In March 2011, drug gang members suffocated Sicilia's son Juan Francisco Sicilia Ortega and his six friends in Mexico after a bar fight. Drug violence in Mexico has resulted in the deaths of some 60,000 people over the last few years, the Caravan for Peace estimates. In the first half of 2012 alone, government statistics show 21,500 homicides were committed in Mexico, though the government does not provide official statistics on killings that are specifically drug-related.

"The strategists of President Calderón against the drug dealers and the drug wars has created a multiplication of mass criminal bands in Mexico," Sicilia told The Huffington Post. The criminals kill people like his son, he said, and feed off the profits of illegal drugs sold in Mexico and smuggled into the United States.

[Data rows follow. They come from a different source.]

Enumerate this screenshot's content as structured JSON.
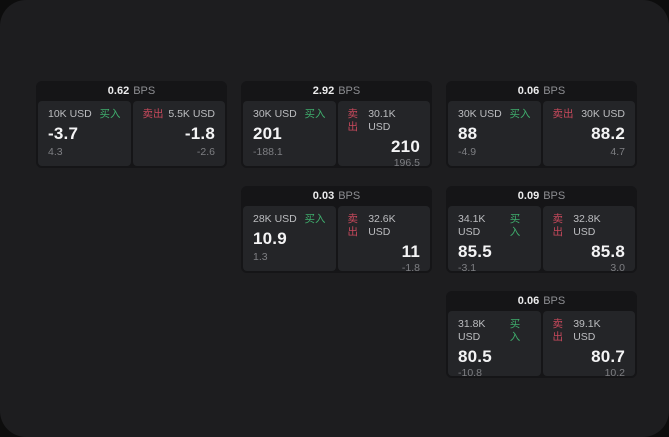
{
  "labels": {
    "buy": "买入",
    "sell": "卖出",
    "bps": "BPS"
  },
  "colors": {
    "buy_green": "#3fae6d",
    "sell_red": "#c8495c",
    "page_bg": "#1d1d1f",
    "card_bg": "#151517",
    "panel_bg": "#242528"
  },
  "cards": [
    {
      "bps": "0.62",
      "buy": {
        "amount": "10K USD",
        "value": "-3.7",
        "delta": "4.3"
      },
      "sell": {
        "amount": "5.5K USD",
        "value": "-1.8",
        "delta": "-2.6"
      }
    },
    {
      "bps": "2.92",
      "buy": {
        "amount": "30K USD",
        "value": "201",
        "delta": "-188.1"
      },
      "sell": {
        "amount": "30.1K USD",
        "value": "210",
        "delta": "196.5"
      }
    },
    {
      "bps": "0.06",
      "buy": {
        "amount": "30K USD",
        "value": "88",
        "delta": "-4.9"
      },
      "sell": {
        "amount": "30K USD",
        "value": "88.2",
        "delta": "4.7"
      }
    },
    {
      "bps": "0.03",
      "buy": {
        "amount": "28K USD",
        "value": "10.9",
        "delta": "1.3"
      },
      "sell": {
        "amount": "32.6K USD",
        "value": "11",
        "delta": "-1.8"
      }
    },
    {
      "bps": "0.09",
      "buy": {
        "amount": "34.1K USD",
        "value": "85.5",
        "delta": "-3.1"
      },
      "sell": {
        "amount": "32.8K USD",
        "value": "85.8",
        "delta": "3.0"
      }
    },
    {
      "bps": "0.06",
      "buy": {
        "amount": "31.8K USD",
        "value": "80.5",
        "delta": "-10.8"
      },
      "sell": {
        "amount": "39.1K USD",
        "value": "80.7",
        "delta": "10.2"
      }
    }
  ]
}
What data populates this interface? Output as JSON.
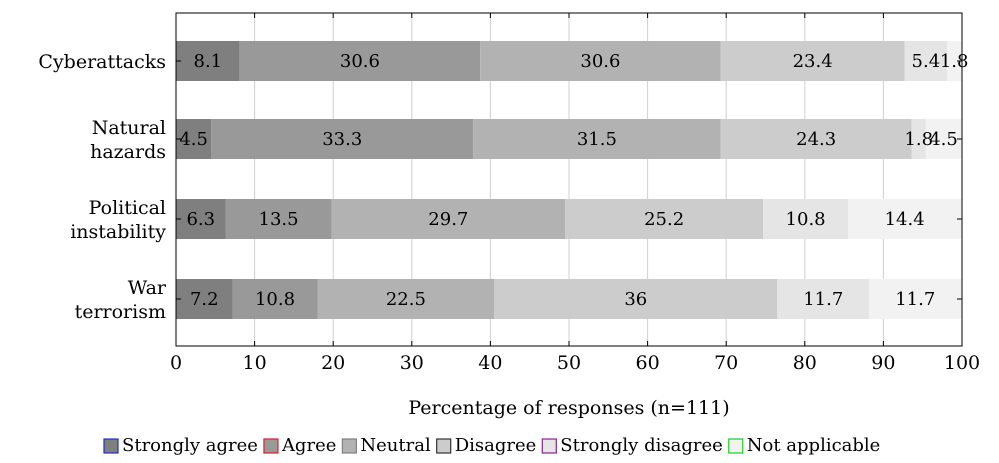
{
  "chart_data": {
    "type": "bar",
    "orientation": "horizontal",
    "stacked": true,
    "categories": [
      [
        "Cyberattacks"
      ],
      [
        "Natural",
        "hazards"
      ],
      [
        "Political",
        "instability"
      ],
      [
        "War",
        "terrorism"
      ]
    ],
    "series": [
      {
        "name": "Strongly agree",
        "values": [
          8.1,
          4.5,
          6.3,
          7.2
        ],
        "fill": "#7f7f7f",
        "legend_border": "#2233bb"
      },
      {
        "name": "Agree",
        "values": [
          30.6,
          33.3,
          13.5,
          10.8
        ],
        "fill": "#999999",
        "legend_border": "#dd2222"
      },
      {
        "name": "Neutral",
        "values": [
          30.6,
          31.5,
          29.7,
          22.5
        ],
        "fill": "#b2b2b2",
        "legend_border": "#808080"
      },
      {
        "name": "Disagree",
        "values": [
          23.4,
          24.3,
          25.2,
          36
        ],
        "fill": "#cccccc",
        "legend_border": "#333333"
      },
      {
        "name": "Strongly disagree",
        "values": [
          5.4,
          1.8,
          10.8,
          11.7
        ],
        "fill": "#e5e5e5",
        "legend_border": "#882288"
      },
      {
        "name": "Not applicable",
        "values": [
          1.8,
          4.5,
          14.4,
          11.7
        ],
        "fill": "#f2f2f2",
        "legend_border": "#22cc22"
      }
    ],
    "xlabel": "Percentage of responses (n=111)",
    "ylabel": "",
    "xlim": [
      0,
      100
    ],
    "xticks": [
      0,
      10,
      20,
      30,
      40,
      50,
      60,
      70,
      80,
      90,
      100
    ],
    "grid": "vertical",
    "legend": "bottom"
  }
}
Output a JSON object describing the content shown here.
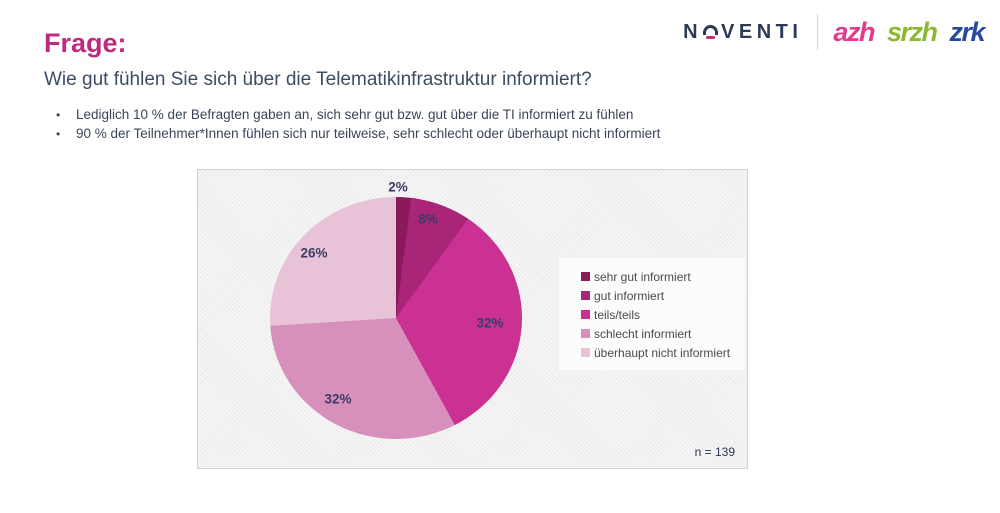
{
  "header": {
    "noventi": {
      "pre": "N",
      "post": "VENTI",
      "navy": "#2c3a55",
      "accent": "#c72b7e"
    },
    "brands": [
      {
        "label": "azh",
        "color": "#e23a8c"
      },
      {
        "label": "srzh",
        "color": "#8cb832"
      },
      {
        "label": "zrk",
        "color": "#28499c"
      }
    ]
  },
  "slide": {
    "title": "Frage:",
    "title_color": "#bf2a80",
    "question": "Wie gut fühlen Sie sich über die Telematikinfrastruktur informiert?",
    "bullets": [
      "Lediglich 10 % der Befragten gaben an, sich sehr gut bzw. gut über die TI informiert zu fühlen",
      "90 % der Teilnehmer*Innen fühlen sich nur teilweise, sehr schlecht oder überhaupt nicht informiert"
    ]
  },
  "chart_data": {
    "type": "pie",
    "categories": [
      "sehr gut informiert",
      "gut informiert",
      "teils/teils",
      "schlecht informiert",
      "überhaupt nicht informiert"
    ],
    "values": [
      2,
      8,
      32,
      32,
      26
    ],
    "unit": "%",
    "labels": [
      "2%",
      "8%",
      "32%",
      "32%",
      "26%"
    ],
    "colors": [
      "#8a1a5c",
      "#a82577",
      "#cb3093",
      "#d78fbb",
      "#e8c3d8"
    ],
    "start_angle_deg": 0,
    "direction": "clockwise",
    "legend_position": "right",
    "sample_note": "n = 139"
  }
}
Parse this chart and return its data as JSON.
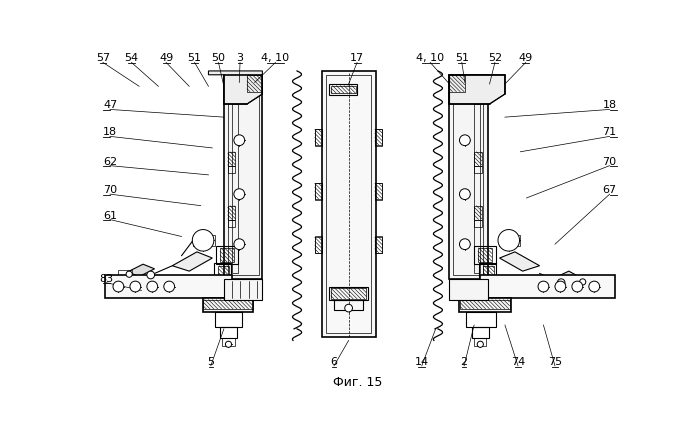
{
  "title": "Фиг. 15",
  "bg_color": "#ffffff",
  "fig_width": 6.99,
  "fig_height": 4.39,
  "dpi": 100,
  "top_labels": [
    [
      "57",
      18,
      17
    ],
    [
      "54",
      55,
      17
    ],
    [
      "49",
      100,
      17
    ],
    [
      "51",
      135,
      17
    ],
    [
      "50",
      168,
      17
    ],
    [
      "3",
      196,
      17
    ],
    [
      "4, 10",
      242,
      17
    ],
    [
      "17",
      348,
      17
    ],
    [
      "4, 10",
      443,
      17
    ],
    [
      "51",
      482,
      17
    ],
    [
      "52",
      525,
      17
    ],
    [
      "49",
      567,
      17
    ]
  ],
  "left_labels": [
    [
      "47",
      18,
      75
    ],
    [
      "18",
      18,
      110
    ],
    [
      "62",
      18,
      148
    ],
    [
      "70",
      18,
      185
    ],
    [
      "61",
      18,
      218
    ]
  ],
  "right_labels": [
    [
      "18",
      685,
      75
    ],
    [
      "71",
      685,
      110
    ],
    [
      "70",
      685,
      148
    ],
    [
      "67",
      685,
      185
    ]
  ],
  "bottom_labels": [
    [
      "83",
      25,
      300
    ],
    [
      "5",
      158,
      408
    ],
    [
      "6",
      318,
      408
    ],
    [
      "14",
      435,
      408
    ],
    [
      "2",
      487,
      408
    ],
    [
      "74",
      557,
      408
    ],
    [
      "75",
      605,
      408
    ]
  ]
}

Robert Suarez, a harm reduction worker at the Washington Heights Corner Project and member of VOCAL-NY, said most Americans may not feel the direct violent affects of the drug war, but they are felt every day when drug abuse is criminalized.

"I myself am an orphan to this war. I lost my mother to AIDS because there was no needle exchange when she was injected," Suarez said, adding that needle exchanges are still illegal.

Two weeks ago, Suarez' friend overdosed in a park. "The people he was with were too afraid to call the police or dial 911," he said.

Suarez and other speakers noted over-incarceration for mild drug offenses and petty crimes committed by addicts to feed their habits create further casualties in the drug war.

In New York last year, police made 50,680 arrests for the lowest-level marijuana possession offense, according to the Drug Policy Alliance. Those arrests cost the government more than $75 million.

Many of these low-level drug arrests result from the NYPD's stop-and-frisk policy, which critics say unfiarly targets young black and Latino men.

"This was a war begun by racist politicians who wanted to demonize people of color," Suarez said, his voice booming.

Another member of VOCAL-NY, Robert Tolbert of the Bronx, told The Huffington Post that New York needs fairer policing.

"We need to change the thinking of drugs," said Tolbert, adding he has personally battled with heroin and cocaine addiction. "We need to treat it as a health issue, not a criminal one."

Sicilia said marijuana and other "soft drugs" should be regulated like alcohol and tobacco.

"We have to regulate it within the rules of the market and the state," he said. "That would help a lot to stop violence."

After his son died, Sicilia wrote a final line of poetry: "The world is not worthy of words / they have been suffocated from the inside / just as they suffocated you."

Since then, Sicilia has committed to demonstration and not written poetry.

"I don't write poetry anymore," Sicilia said. "One looks, hears, and talks from the perspective of poetry. Simply speaking to make visible the pain of this war is a form of poetry."

As cops cleared Sicilia from the HSBC bank branch, another activist who lost her son to the drug war picked up a dye-soaked bill from the sidewalk and held it in front of her.

"There's no way to launder this. There's no way to make this feel clean," Teresa Carmona cried, creating a verse of demonstration poetry of her own. "They're blood money."